Speaking Gigs This Week:

I will be giving a Federalist Society sponsored talk on “Scalia’s Infidelity: A Critique of Faint-Hearted Originalism” at the University of Pennsylvania Law School on Thursday (tomorrow) from 3-4:30pm in Silverman Hall, Room 240. Penn Law Prof Kermit Roosevelt (author of this novel) will be commenting. The paper on which my talk is based is available for downloading here. The talk is open to the public.

On Friday, February 10th, I will be speaking at Penn at a symposium on “The Future of Unenumerated Rights” sponsored by the University of Pennsylvania Journal of Constitutional Law. My panel is at 12:45pm; the complete schedule with directions can be found here. It is really an All Star line up of participants.

My paper is entitled, “Who’s Afraid of Unenumerated Rights?” Here is the abstract:

Unenumerated rights are expressly protected against federal infringement by the original meaning of the Ninth Amendment and against state infringement by the original meaning of the Privileges or Immunities Clause of the Fourteenth Amendment.
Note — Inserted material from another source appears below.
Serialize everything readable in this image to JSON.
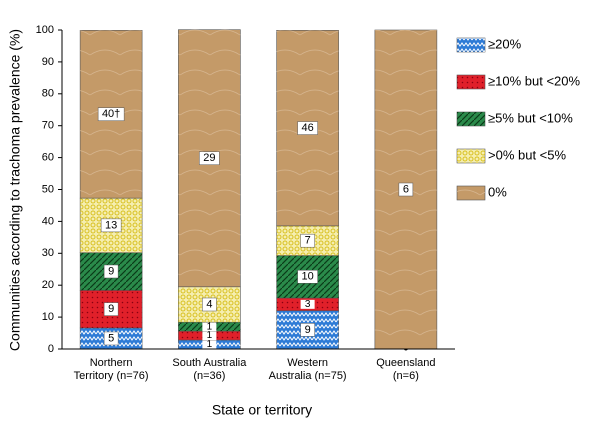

Despite this textual recognition, unenumerated rights have received inconsistent and hesitant protection ever since these provisions were enacted and what protection they do receive is subject to intense criticism. In this essay, I examine why some are afraid to enforce unenumerated rights. While this reluctance seems most obviously to stem from the uncertainty of ascertaining the content of unenumerated rights, I contend that underlying this concern are more basic assumptions about legislative sovereignty and the proper role of judges. I explain why a proper conception of constitutional legitimacy requires that unenumerated rights be protected somehow; and that judicial protection is not as problematic as commonly thought once it is acknowledged that all liberty may be reasonably regulated (as opposed to prohibited), and that we need ascertain the scope of unenumerated rights only to identify wrongful behavior that may be prohibited altogether because it invariably violates the rights of others.

This paper, which is available for download from SSRN here, addresses some of the practical issues raised by the original meaning of the Ninth Amendment and Privileges or Immunities Clause of the Fourteenth. Those interested in the evidence of the original meaning of the Ninth Amendment should take a look at my paper The Ninth Amendment: It Means What It Says, available for download here.